Without some justification for why you want to run the test, and perhaps an explanation for why you think it will differentiate certain sites, about 100 will come out as non-normal simply by chance. If you want to check if water quality data is normal in general then it's best to check all of the data at once. The means will vary from site to site so what you can check is the residuals of a linear model with the factor Sitecode
as a predictor.
library(nortest)
dat <- read.csv( 'myDataFileName.csv' )
m <- lm( Mean_res ~ Sitecode, data = dat)
res <- resid(m)
ad.test(res)
Now, you can do your Anderson Darling test on res
.
But just for fun, try generating a few AD tests of your many many samples from a known normal distribution, and look at the qqnorm
plots to see what they look like.
y <- rnorm( nrow(dat) )
ad.test(y)
qqnorm(y); qqline(y)
What you'll find with so many points is that you'll still fail the AD test once in a while but the data still looks quite surprisingly normal. So the answer is probably not an AD test. It is probably best to just look at a plot of the residuals and assess normality there.

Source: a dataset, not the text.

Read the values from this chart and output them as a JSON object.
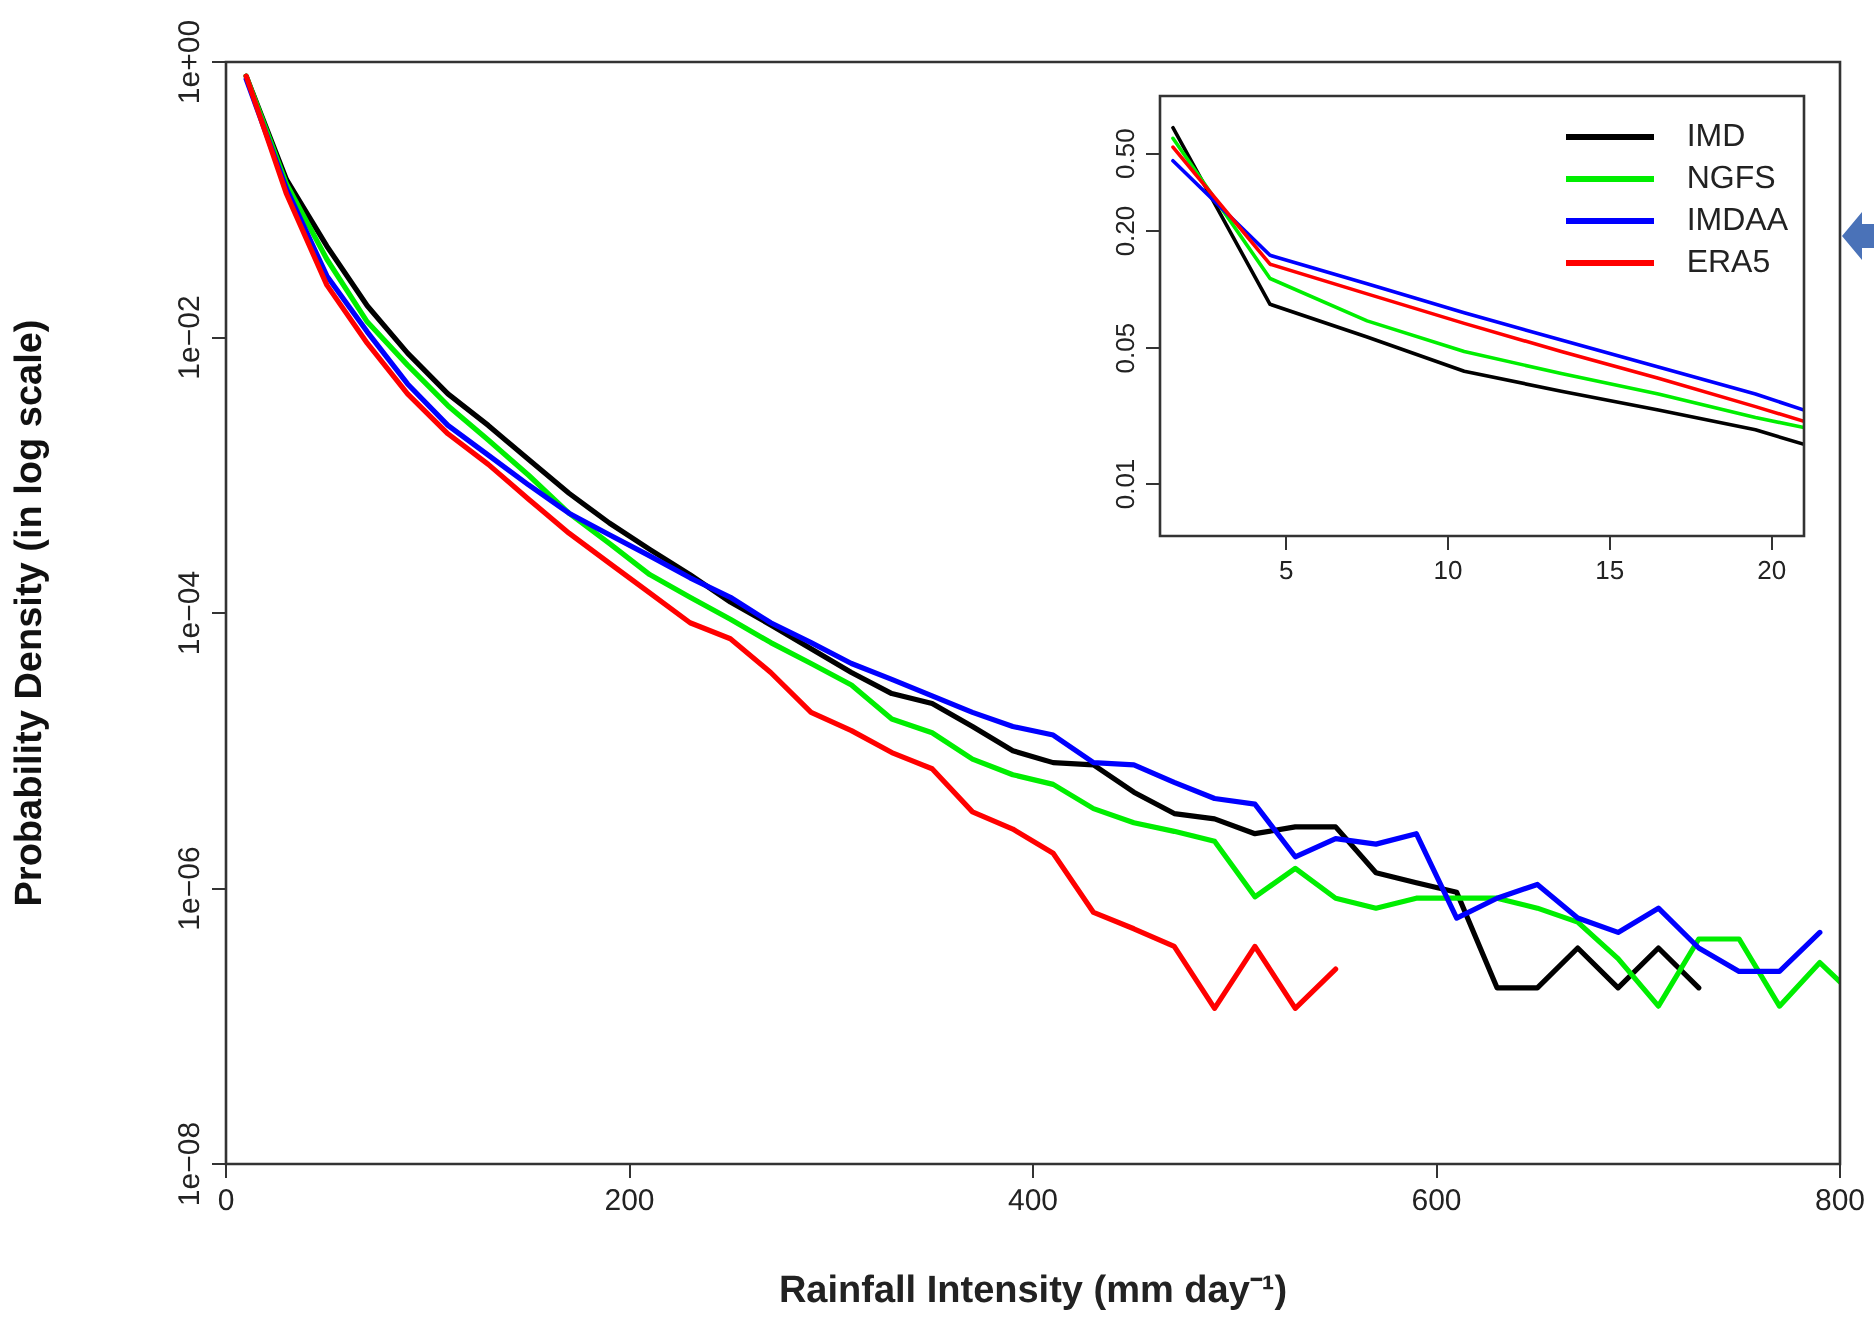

Going back to my first comment, the normality test only tells you if you can detect a deviation from normality. It's also, just as with t-tests, extremely sensitive at very high N's and gives false alarms at an alpha rate. It does not tell you if data are normal. So, "passing" the tests will not get you a demonstration that data are normal. Given that they are tests against normality what they'll do is show you what sites are not normal (with many false alarms). Without some reason for believing some of the sites aren't normal your planned tests are probably not what you want to be doing.